CONNECTICUT I NEW YORK I PHILADELPHIA I WASHINGTON, DC I PALM BEACH

 

 
 

 

____________,2023

Page 2

[FORM OF TAX OPINION]

 

The opinion set forth below is based upon the Internal Revenue Code of 1986, as amended, the Treasury regulations issued thereunder, published administrative interpretations thereof, and judicial decisions with respect thereto, all as of the date hereof (collectively, “Tax Laws”). No assurance can be given that Tax Laws will not change.
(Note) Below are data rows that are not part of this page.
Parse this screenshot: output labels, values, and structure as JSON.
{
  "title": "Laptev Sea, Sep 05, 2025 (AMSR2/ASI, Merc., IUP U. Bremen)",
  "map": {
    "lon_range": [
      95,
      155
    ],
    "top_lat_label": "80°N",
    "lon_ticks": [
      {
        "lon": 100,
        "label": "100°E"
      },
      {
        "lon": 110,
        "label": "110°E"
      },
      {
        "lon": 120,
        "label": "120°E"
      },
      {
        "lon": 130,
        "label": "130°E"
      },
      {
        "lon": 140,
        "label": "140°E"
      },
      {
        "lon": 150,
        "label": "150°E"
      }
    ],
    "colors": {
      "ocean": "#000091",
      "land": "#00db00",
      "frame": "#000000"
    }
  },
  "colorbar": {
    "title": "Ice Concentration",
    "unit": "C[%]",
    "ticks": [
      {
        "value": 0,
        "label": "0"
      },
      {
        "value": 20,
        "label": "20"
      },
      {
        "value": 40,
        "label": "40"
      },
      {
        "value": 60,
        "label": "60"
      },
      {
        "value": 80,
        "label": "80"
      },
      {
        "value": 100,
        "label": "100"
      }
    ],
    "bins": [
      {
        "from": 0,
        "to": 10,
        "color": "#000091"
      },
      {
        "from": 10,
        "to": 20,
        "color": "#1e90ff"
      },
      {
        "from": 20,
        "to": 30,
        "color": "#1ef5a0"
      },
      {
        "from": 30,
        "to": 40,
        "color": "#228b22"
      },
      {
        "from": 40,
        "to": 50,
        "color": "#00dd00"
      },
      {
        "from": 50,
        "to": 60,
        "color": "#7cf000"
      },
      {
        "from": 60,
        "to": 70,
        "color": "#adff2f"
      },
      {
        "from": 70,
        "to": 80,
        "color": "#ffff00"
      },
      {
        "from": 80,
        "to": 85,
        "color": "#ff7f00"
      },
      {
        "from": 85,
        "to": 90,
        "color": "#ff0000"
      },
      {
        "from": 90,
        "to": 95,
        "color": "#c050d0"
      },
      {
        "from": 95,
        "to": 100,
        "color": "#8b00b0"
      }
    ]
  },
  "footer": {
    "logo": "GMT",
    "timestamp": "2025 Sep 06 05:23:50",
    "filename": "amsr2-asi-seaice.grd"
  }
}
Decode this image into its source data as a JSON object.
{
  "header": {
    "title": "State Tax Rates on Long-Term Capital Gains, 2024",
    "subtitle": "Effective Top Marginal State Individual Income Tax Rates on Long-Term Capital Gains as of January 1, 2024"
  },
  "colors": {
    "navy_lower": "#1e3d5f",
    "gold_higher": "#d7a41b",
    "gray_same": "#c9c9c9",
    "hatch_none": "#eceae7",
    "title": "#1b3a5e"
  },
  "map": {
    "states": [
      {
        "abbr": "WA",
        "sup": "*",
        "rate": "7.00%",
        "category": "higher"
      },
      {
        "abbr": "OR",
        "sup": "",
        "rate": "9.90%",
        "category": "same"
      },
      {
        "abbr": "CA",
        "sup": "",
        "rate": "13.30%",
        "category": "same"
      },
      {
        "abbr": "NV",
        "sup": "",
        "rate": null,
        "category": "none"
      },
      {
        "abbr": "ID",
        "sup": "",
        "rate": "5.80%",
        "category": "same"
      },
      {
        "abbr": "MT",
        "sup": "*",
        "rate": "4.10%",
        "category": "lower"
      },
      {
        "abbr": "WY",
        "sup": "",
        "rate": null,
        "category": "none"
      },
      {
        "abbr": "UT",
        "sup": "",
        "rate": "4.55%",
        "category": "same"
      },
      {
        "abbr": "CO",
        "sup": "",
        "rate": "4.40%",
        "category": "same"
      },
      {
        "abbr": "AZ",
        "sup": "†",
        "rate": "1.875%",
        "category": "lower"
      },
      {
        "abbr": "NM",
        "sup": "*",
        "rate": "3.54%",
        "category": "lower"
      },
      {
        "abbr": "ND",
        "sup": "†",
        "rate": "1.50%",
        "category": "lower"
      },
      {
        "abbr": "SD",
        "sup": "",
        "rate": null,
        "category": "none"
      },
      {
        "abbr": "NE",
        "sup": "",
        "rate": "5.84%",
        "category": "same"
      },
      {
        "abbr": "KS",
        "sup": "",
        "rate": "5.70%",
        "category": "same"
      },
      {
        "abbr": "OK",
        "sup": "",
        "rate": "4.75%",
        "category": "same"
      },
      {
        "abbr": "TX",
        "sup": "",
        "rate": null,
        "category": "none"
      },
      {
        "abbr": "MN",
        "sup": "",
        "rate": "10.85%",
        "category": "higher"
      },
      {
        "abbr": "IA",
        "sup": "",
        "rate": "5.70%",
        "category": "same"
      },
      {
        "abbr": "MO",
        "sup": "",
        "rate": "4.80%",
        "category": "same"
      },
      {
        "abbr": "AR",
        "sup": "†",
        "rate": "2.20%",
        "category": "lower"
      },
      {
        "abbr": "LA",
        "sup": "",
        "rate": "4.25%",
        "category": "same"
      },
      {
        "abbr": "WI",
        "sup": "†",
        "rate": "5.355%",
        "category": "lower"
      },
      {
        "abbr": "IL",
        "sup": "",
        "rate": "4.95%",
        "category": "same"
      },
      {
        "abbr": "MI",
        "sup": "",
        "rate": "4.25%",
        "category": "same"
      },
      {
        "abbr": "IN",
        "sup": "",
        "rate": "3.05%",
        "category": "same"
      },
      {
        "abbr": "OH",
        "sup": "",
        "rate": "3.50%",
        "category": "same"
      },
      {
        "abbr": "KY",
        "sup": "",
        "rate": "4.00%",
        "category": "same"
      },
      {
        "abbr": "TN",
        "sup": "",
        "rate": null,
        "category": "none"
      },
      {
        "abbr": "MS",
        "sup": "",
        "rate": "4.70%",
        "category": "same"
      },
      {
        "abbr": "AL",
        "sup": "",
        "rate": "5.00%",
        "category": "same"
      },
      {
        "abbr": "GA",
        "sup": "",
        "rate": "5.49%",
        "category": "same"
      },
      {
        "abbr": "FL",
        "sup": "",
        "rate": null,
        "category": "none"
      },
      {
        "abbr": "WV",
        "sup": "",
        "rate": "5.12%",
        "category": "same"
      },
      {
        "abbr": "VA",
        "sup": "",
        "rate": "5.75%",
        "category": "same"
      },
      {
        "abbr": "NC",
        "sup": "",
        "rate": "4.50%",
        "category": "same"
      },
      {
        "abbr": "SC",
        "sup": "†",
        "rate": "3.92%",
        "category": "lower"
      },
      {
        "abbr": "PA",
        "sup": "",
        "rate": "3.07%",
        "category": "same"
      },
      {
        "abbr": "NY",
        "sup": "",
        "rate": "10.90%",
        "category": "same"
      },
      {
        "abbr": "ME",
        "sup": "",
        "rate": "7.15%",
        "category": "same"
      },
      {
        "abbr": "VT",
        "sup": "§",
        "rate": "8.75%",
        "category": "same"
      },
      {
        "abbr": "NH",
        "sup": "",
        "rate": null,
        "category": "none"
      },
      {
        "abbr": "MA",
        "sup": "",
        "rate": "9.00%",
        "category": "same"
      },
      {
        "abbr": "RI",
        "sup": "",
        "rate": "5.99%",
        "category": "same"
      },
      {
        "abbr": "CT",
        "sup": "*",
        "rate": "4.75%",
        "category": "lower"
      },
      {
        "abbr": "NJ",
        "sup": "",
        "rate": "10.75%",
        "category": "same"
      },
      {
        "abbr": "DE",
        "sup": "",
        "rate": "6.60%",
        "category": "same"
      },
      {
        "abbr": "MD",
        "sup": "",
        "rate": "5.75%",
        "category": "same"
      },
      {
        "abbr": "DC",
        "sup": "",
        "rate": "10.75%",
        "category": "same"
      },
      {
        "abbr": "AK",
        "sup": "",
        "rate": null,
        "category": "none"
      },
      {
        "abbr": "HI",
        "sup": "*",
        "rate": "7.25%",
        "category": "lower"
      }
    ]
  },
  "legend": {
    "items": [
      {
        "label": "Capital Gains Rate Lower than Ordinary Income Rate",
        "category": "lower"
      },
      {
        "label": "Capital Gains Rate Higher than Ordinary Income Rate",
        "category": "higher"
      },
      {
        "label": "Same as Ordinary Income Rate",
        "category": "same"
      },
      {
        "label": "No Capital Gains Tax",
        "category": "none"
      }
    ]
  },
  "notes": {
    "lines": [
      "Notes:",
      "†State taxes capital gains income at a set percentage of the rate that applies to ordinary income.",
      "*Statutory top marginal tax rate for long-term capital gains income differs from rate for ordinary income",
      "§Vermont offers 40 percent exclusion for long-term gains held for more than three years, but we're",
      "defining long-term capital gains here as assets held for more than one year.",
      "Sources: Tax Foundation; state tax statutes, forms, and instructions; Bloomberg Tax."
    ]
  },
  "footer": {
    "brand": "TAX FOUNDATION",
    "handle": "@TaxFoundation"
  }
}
With respect to all questions of fact on which our opinion is based, we have assumed the initial and continuing truth, accuracy and completeness of: (i) the factual information set forth in the Registration Statement, the Merger Agreement or in any exhibits thereto or any documents incorporated therein by reference; and (ii) representations made to us by officers of the Company or contained in the Registration Statement, the Merger Agreement or in any exhibits thereto or any documents incorporated therein by reference, in each such instance without regard to qualifications such as “to the best knowledge of” or “in the belief of.” We have not independently verified such information.

 

We have relied upon, but not independently verified, the foregoing assumptions. If any of the foregoing assumptions are inaccurate or incomplete for any reason, or if the transactions described in the Registration Statement, the Merger Agreement or in any exhibits thereto or any documents incorporated therein by reference, have been or are consummated in a manner that is inconsistent with the manner contemplated therein, our opinion as expressed below may be adversely affected and may not be relied upon.

 

Based upon and subject to the foregoing: (i) we are of the opinion that the discussions with respect to Tax Laws matters under the caption “Certain Material U.S. Federal Income Tax Considerations - U.S. Federal Income Taxation of U.S. Holders of Notable Common Stock” in the Registration Statement in all material respects are, subject to the limitations set forth therein, the material Tax Law considerations relevant to holders of the securities of the Company discussed therein (the “Securities”); and (ii) we hereby confirm that the opinions of Wiggin and Dana LLP referred to in said discussion represent our opinions on the subject matters thereto.

 

Our opinion above is limited to the matters specifically covered hereby, and we have not been asked to address, nor have we addressed, any other matters or any other transactions. Further, we disclaim any undertaking to advise you of any subsequent changes of the matters stated, represented or assumed herein or any subsequent changes in Tax Laws.

 

This opinion is rendered to you in connection with the filing of the Registration Statement. Purchasers and holders of the Securities are urged to consult their own tax advisors or counsel, particularly with respect to their particular tax consequences of acquiring, holding, and disposing of the Securities, which may vary for investors in different tax situations. We hereby consent to the filing of a copy of this opinion as an exhibit to the Registration Statement and to the references to our firm in the Registration Statement. In giving such consent, we do not thereby admit that we come within the category of persons

 

 
 

 

____________,2023

Page 3

[FORM OF TAX OPINION]

 

whose consent is required under Section 7 of the Act or under the rules and regulations of the SEC promulgated thereunder.